Every few months, an AI lab claims its latest model is "approaching human-level reasoning." The ARC-AGI-3 benchmark just called their bluff — and the results are devastating.
The third iteration of the Abstraction and Reasoning Corpus, published by ARC Prize, tested every major frontier AI model on a set of visual pattern-matching and reasoning tasks. The results: not a single model broke 1%. Gemini 3.1 Pro led the pack with a score of 0.37%. The same tasks were solved by 100% of human participants on their first attempt.
The Scores
The full leaderboard reads like a humiliation parade for the AI industry:
- Gemini 3.1 Pro: 0.37%
- Claude Opus 4: 0.29%
- GPT-5: 0.22%
- Llama 4 Behemoth: 0.14%
- Grok 4.2: 0.00%
To put this in perspective: every human test subject — regardless of age, education, or technical background — solved these problems correctly the first time they tried. The gap between human performance (100%) and the best AI performance (0.37%) isn't a gap. It's a chasm.

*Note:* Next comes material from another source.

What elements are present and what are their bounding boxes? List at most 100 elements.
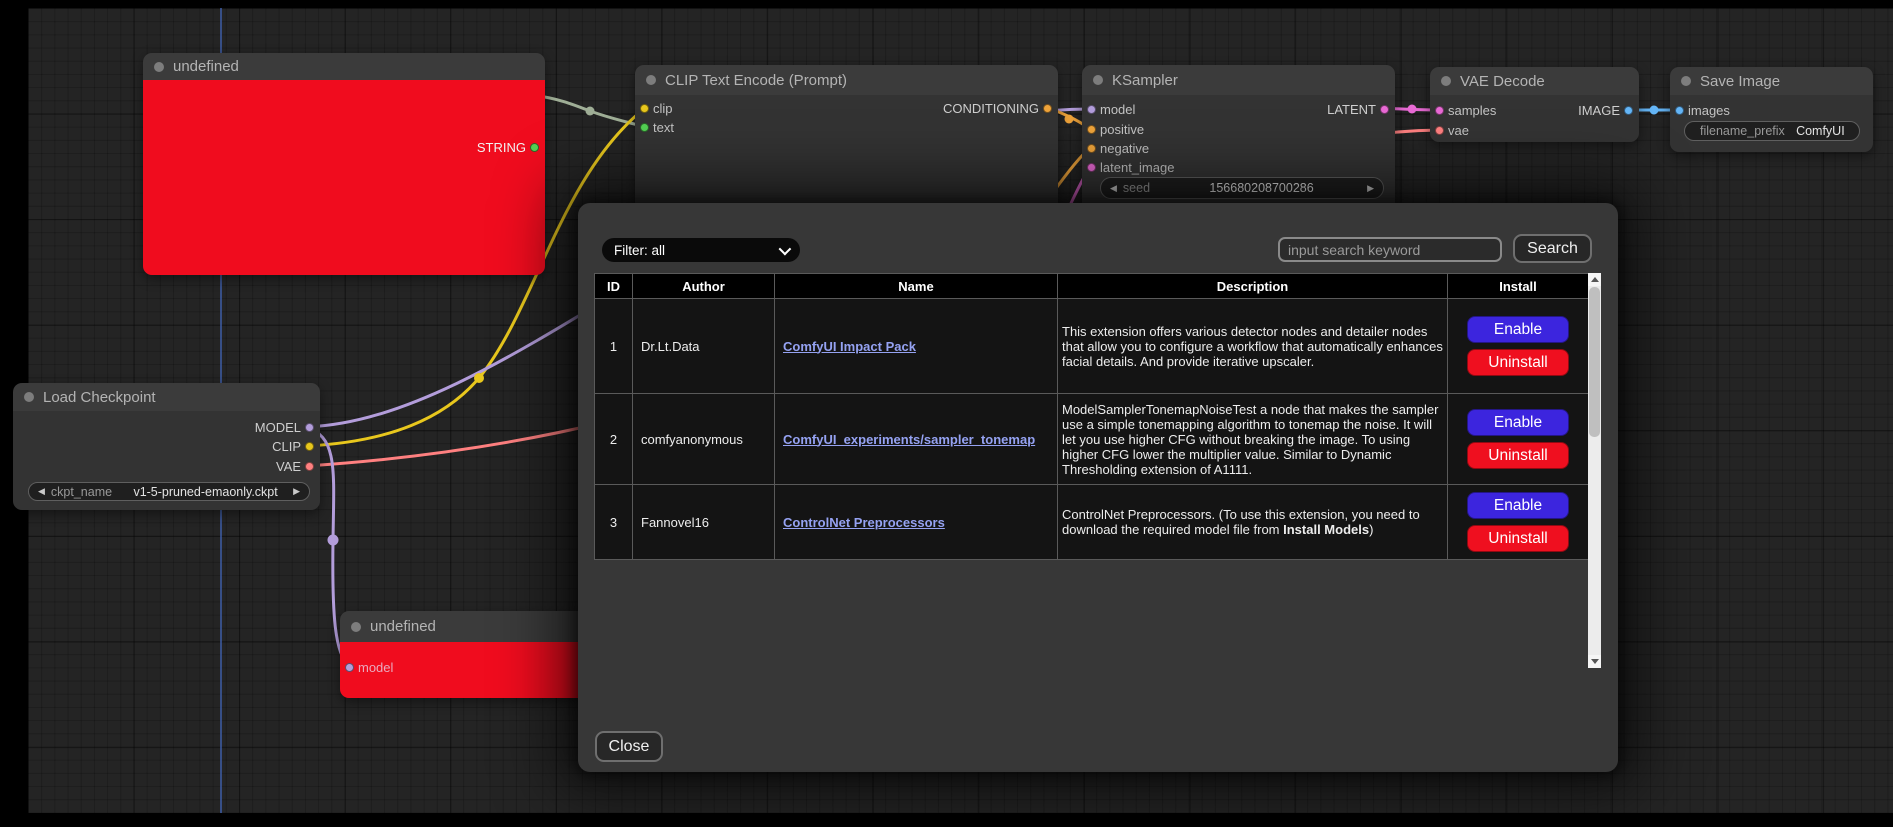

What ARC-AGI-3 Actually Tests
The ARC benchmark series, created by AI researcher and Keras creator François Chollet, is specifically designed to measure abstract reasoning — the ability to identify patterns in novel situations and apply flexible rules that were never seen during training.
Each task presents a small grid of colored cells with an input-output pattern. The test taker must figure out the underlying rule and apply it to a new input. The tasks are trivially easy for humans because they require the kind of basic abstraction that comes naturally to human cognition: spatial reasoning, object persistence, symmetry detection, and rule inference.
ARC-AGI-3 raises the difficulty from previous iterations by introducing more compositional reasoning — tasks that require chaining multiple abstract rules together. But "more difficult" is relative. Humans still found them straightforward.
What This Means for AGI Claims
The benchmark's creator has been blunt about the implications. Current AI models, regardless of scale, are fundamentally limited in their ability to reason abstractly about novel problems. They can simulate reasoning on tasks similar to their training data, but when confronted with genuinely new patterns, they collapse.
This directly challenges the narrative from major AI labs that scaling — more parameters, more data, more compute — is a reliable path to artificial general intelligence. ARC-AGI-3 suggests that the gap between statistical pattern matching and genuine reasoning isn't closing with scale. It may require entirely different approaches.
The Industry Response
AI labs have been notably quiet about ARC-AGI-3. None of the major model providers issued statements about the benchmark results. This silence contrasts sharply with the eager press releases that typically accompany favorable benchmark scores.
Some researchers have pushed back on the benchmark's relevance, arguing that abstract visual reasoning is just one dimension of intelligence and that current models excel at many tasks humans find difficult. That's true — but it misses the point. ARC-AGI-3 isn't measuring whether AI can do hard things. It's measuring whether AI can do easy things that require actual understanding.
The Uncomfortable Truth
ARC-AGI-3 doesn't prove AGI is impossible. It proves that we don't have it yet, and that the current paradigm of large language models isn't obviously converging toward it. The tasks that stump billion-dollar AI systems are the same ones a child can solve by looking at a picture for ten seconds.
That's not a benchmark failure. That's a reality check.